Integrated circuit (IC) memory devices are made up of a plurality of memory cells. In general, one basic memory cell design is duplicated numerous times to form the plurality of cells. The basic cell design may be modified slightly from cell to cell, for example one cell may be a reversed image or complement of an adjacent cell, but the entire memory device can be described according to the basic cell design.
In the case of SRAM (static random access memory) devices, the basic cell is usually in one of two forms, either a six transistor (6T) cell or a four transistor/2 resistor (4T/2R) cell. Many conventional SRAMs using a 6T configuration have six transistors formed in a bulk semiconductor substrate such as single crystal silicon. This type of SRAM is often fabricated in CMOS (complementary metal oxide semiconductor) technology, four of the transistors being n-channel devices while the remaining two transistors are p-channel devices. The 6T configuration offers several advantages, one being that the device operates at a low level of power. Another advantage is that bulk transistors have good electrical characteristics, including high mobility and low threshold voltages. Furthermore, 6T SRAMs are considered to be very stable, having high immunity to cell upsets such as soft errors caused by incident alpha particles. Unfortunately 6T SRAM cells utilizing transistors formed in a bulk substrate consume a large area because the transistors are formed next to one another in the substrate and are essentially in the same plane. Thus, the use of six bulk transistors imposes an unnecessary lower limit on the cell size for a particular generation of technology. Achieving the smallest cell size is advantageous from a manufacturing cost point view in order to increase memory capacity without increasing the overall device size.

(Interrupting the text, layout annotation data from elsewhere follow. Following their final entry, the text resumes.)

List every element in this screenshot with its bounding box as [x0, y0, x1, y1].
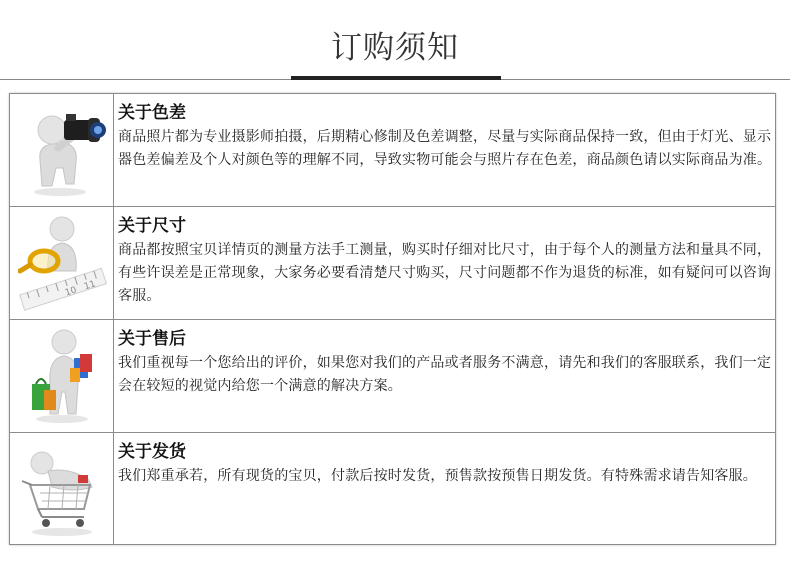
- section-after-sales: [10, 320, 775, 433]
- section-icon-cell: [10, 94, 114, 206]
- section-body: 商品都按照宝贝详情页的测量方法手工测量，购买时仔细对比尺寸，由于每个人的测量方法和量具不同，有些许误差是正常现象，大家务必要看清楚尺寸购买，尺寸问题都不作为退货的标准，如有疑问可以咨询客服。: [118, 242, 772, 304]
- section-body: 商品照片都为专业摄影师拍摄，后期精心修制及色差调整，尽量与实际商品保持一致，但由于灯光、显示器色差偏差及个人对颜色等的理解不同，导致实物可能会与照片存在色差，商品颜色请以实际商品为准。: [118, 129, 772, 168]
- title-underline: [291, 76, 501, 80]
- section-size: [10, 207, 775, 320]
- shopping-bags-figure-icon: [18, 328, 106, 424]
- section-title: 关于发货: [118, 442, 186, 462]
- camera-figure-icon: [18, 102, 106, 198]
- section-icon-cell: [10, 433, 114, 544]
- section-text: [118, 102, 772, 172]
- section-text: [118, 328, 772, 398]
- section-title: 关于售后: [118, 329, 186, 349]
- shopping-cart-figure-icon: [18, 441, 106, 537]
- section-text: [118, 215, 772, 308]
- section-title: 关于色差: [118, 103, 186, 123]
- section-text: [118, 441, 772, 488]
- section-icon-cell: [10, 207, 114, 319]
- page-header: [0, 0, 790, 82]
- section-title: 关于尺寸: [118, 216, 186, 236]
- ruler-label: 10: [64, 285, 78, 299]
- notice-table: [9, 93, 776, 545]
- section-shipping: [10, 433, 775, 544]
- magnifier-ruler-figure-icon: [18, 215, 110, 311]
- section-body: 我们郑重承若，所有现货的宝贝，付款后按时发货，预售款按预售日期发货。有特殊需求请告知客服。: [118, 468, 757, 484]
- section-icon-cell: [10, 320, 114, 432]
- section-color-difference: [10, 94, 775, 207]
- section-body: 我们重视每一个您给出的评价，如果您对我们的产品或者服务不满意，请先和我们的客服联系，我们一定会在较短的视觉内给您一个满意的解决方案。: [118, 355, 772, 394]
- ruler-label: 11: [83, 279, 98, 293]
- page-title: 订购须知: [331, 30, 459, 66]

A reduction in cell area in comparison to the bulk 6T cell area can be achieved by using the 4T/2R configuration. Cell area is able to be reduced because only four transistors are formed next to one another in a bulk substrate. The four bulk transistors are most often n-channel devices, but may also be p-channel devices enabling the SRAM to be fabricated in either NMOS or PMOS technology. Two resistors which function as load elements are formed above the four bulk transistors, thereby requiring at least one additional conductive layer. A disadvantage with implementing a 4T/2R cell design is that fabrication complexity is increased in comparison to a bulk 6T SRAM as a result of the additional conductive layer. The additional conductive layer requires at least two more masking steps and also creates a more severe topography on the device. As the topography becomes more severe it becomes more difficult to contact metallization layers, such as bit line metal, to areas within the cell. Besides an increase in fabrication complexity, 4T/2R SRAM configurations have another disadvantage over 6T SRAM configurations. The two load resistors in a 4T/2R SRAM are passive elements whereas the two load transistors in a 6T SRAM are active elements. The load resistors are passive because the amount of current the resistors can supply to a transistor within the cell is fixed, regardless of the amount of current necessary to store and retain information in a node of the cell. If the current supplied by a resistor is less than that needed to maintain a logic state, the cell is unstable and susceptible to information loss. Load transistors, on the other hand, are able to vary the amount of current being supplied to a node to meet demand, and therefore will normally be able to maintain the node's logic state absent any defects in the cell. Yet another disadvantage with the 4T/2R SRAM design is that the cell requires a relatively high level of power because resistors continuously draw current rather than drawing current only as needed.
A compromise between the advantages and disadvantages of the bulk 6T cell and the 4T/2R cell is the use of a 6T/TFT load SRAM cell. As the name suggests, this type of cell utilizes TFTs (thin-film transistors) as load transistors. TFTs, sometimes referred to as polysilicon transistors, are transistors in which both current electrodes and control electrode (i.e. the source, drain, and gate) are each made of a material other than the substrate material, for example polysilicon. The complete 6T/TFT load SRAM cell includes four bulk transistors, usually n-channel devices, and two TFT load transistors which are usually p-channel devices. The two passive load resistors in a 4T/2R cell are replaced in a 6T/TFT load cell by the two TFT load transistors. Thus, the 6T/TFT load SRAM has all the advantages of having active load elements. Although TFTs typically do not have electrical characteristics as good as those of bulk transistors, the area savings is considered by many to outweight electrical disadvantages. The size of a 6T/TFT load SRAM cell is comparable to that of a 4 T/2R cell, yet the use of two load transistors results in a much more stable cell than a cell which employs resistors. Power consumption of a 6T/TFT load SRAM is higher than that of the bulk 6T device, but considerably lower than power consumption of the 4T/2R device.
Overall, the 6T/TFT load SRAM is considered to have better electrical performance than a 4T/2R SRAM while maintaining a favorably sized cell. However, there is always a need to reduce cell size further in order to achieve increased memory capacity without an increase in device size. Therefore, a need exists for an improved integrated circuit memory device, and more specifically for an improved integrated circuit memory device and a structural layout thereof in which cell size is reduced over existing memory cells.